6 janvier 1990… J'avais 20 ans, et mon papa est décédé cette nuit-là. C'était il y a 20 ans.
C'est un "anniversaire" spécial pour moi car je n'ai connu mon papa que durant 20 années, et je viens d’en vivre 20 autres sans lui… A partir de maintenant, je peux dire que je vivrai plus longtemps que le temps que j'ai passé avec lui.
Quand il est mort, il avait 3 fois mon âge (60 ans). Aujourd'hui, s'il était vivant, il en aurait exactement le double (80).
Et j'ai exactement l'âge qu'il avait quand je suis née.
Ca me fait bizarre tout ça...
Je me suis longtemps demandée si j'allais vous parler de lui sur ce blog, car après tout, c'est quand même quelque chose de très personnel. Mais, comme me l’a fait très justement remarquer une amie, il est normal que je rende hommage à l’auteur de l’aquarelle qui a servie de couverture à mon premier roman.
Mon père était quelqu'un de bien, avec ses qualités et ses défauts, ses bons et ses mauvais côtés, comme tout le monde quoi… Je garde de lui de merveilleux souvenirs, et des souvenirs un peu moins gais, mais dans l'ensemble je n'ai pas eu à me plaindre. Des histoires, il y en a dans toutes les familles, n'est-ce pas ? J'estime avoir eu une enfance heureuse et j'aime me souvenir des moments privilégiés que j'ai passés avec papa. Comme quand il me racontait des histoires avant que je m’endorme, des histoires totalement inventées et tellement drôles, avec Minou, les 3 petits champignons ou encore les 3 petits lutins. Comment faisait-il pour imaginer toutes ces histoires « à la demande » ? C’était tous les soirs, mais également lorsque nous allions à pied jusqu’à l’église, chaque dimanche, à l’aller et parfois également au retour. Minou, c’était le soir, les champignons et les lutins, c’était quand on marchait. Que de fous rires nous avons connus, notamment durant la messe, à tel point que maman devait s’asseoir entre nous comme pour des gamins, mais dès que le banc était secoué, on devinait que l’autre riait et s’était reparti de plus belle.

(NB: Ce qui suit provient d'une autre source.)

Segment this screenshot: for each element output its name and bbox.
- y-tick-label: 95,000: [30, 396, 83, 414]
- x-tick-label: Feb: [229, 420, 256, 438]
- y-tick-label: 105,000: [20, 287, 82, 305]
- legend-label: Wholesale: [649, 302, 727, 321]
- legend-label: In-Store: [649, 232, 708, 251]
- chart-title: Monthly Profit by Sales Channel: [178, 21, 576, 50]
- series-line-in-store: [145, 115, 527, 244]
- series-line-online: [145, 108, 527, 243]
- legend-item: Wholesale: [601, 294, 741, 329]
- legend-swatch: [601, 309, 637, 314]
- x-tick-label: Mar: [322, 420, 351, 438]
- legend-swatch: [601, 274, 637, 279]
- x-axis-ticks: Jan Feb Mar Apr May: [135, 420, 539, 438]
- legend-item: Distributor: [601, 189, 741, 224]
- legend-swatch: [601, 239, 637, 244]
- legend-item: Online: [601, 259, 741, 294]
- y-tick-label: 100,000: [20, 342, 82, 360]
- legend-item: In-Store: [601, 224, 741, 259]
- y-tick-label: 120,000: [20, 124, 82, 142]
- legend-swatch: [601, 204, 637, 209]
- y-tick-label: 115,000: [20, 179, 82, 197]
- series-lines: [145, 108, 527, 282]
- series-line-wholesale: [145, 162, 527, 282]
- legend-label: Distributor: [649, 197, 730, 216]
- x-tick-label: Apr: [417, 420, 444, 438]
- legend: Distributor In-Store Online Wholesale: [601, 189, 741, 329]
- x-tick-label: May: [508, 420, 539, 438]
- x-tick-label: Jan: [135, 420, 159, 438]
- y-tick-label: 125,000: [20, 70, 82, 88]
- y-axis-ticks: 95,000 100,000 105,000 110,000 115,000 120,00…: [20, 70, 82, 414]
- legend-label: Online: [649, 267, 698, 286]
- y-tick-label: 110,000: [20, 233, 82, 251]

Papa m’a appris l’alphabet et à compter avant que je n’entre à l’école ; il a tenté de m’apprendre le néerlandais, l’intention était bonne mais ce ne fut pas fructueux ; c’est lui qui m’a éveillé à la nature en m’expliquant des tas de choses durant nos promenades, en m’ouvrant les yeux sur ce qui m’entourait, en me faisant remarquer les détails, en créant des jeux d’observation, en m’offrant des livres sur les animaux. J’adorais ça et je pouvais lui poser un tas de questions auxquelles il répondait avec plaisir. Chaque année nous partions en vacances en camping et c’était l’occasion d’apprendre de nouvelles choses. Je me souviens que j’emportais toujours un livre sur la faune et la flore afin de pouvoir déterminer ce que j’avais l’occasion d’apercevoir. Ma passion pour la nature ? C’est clair que c’est lui qui me l’a transmise !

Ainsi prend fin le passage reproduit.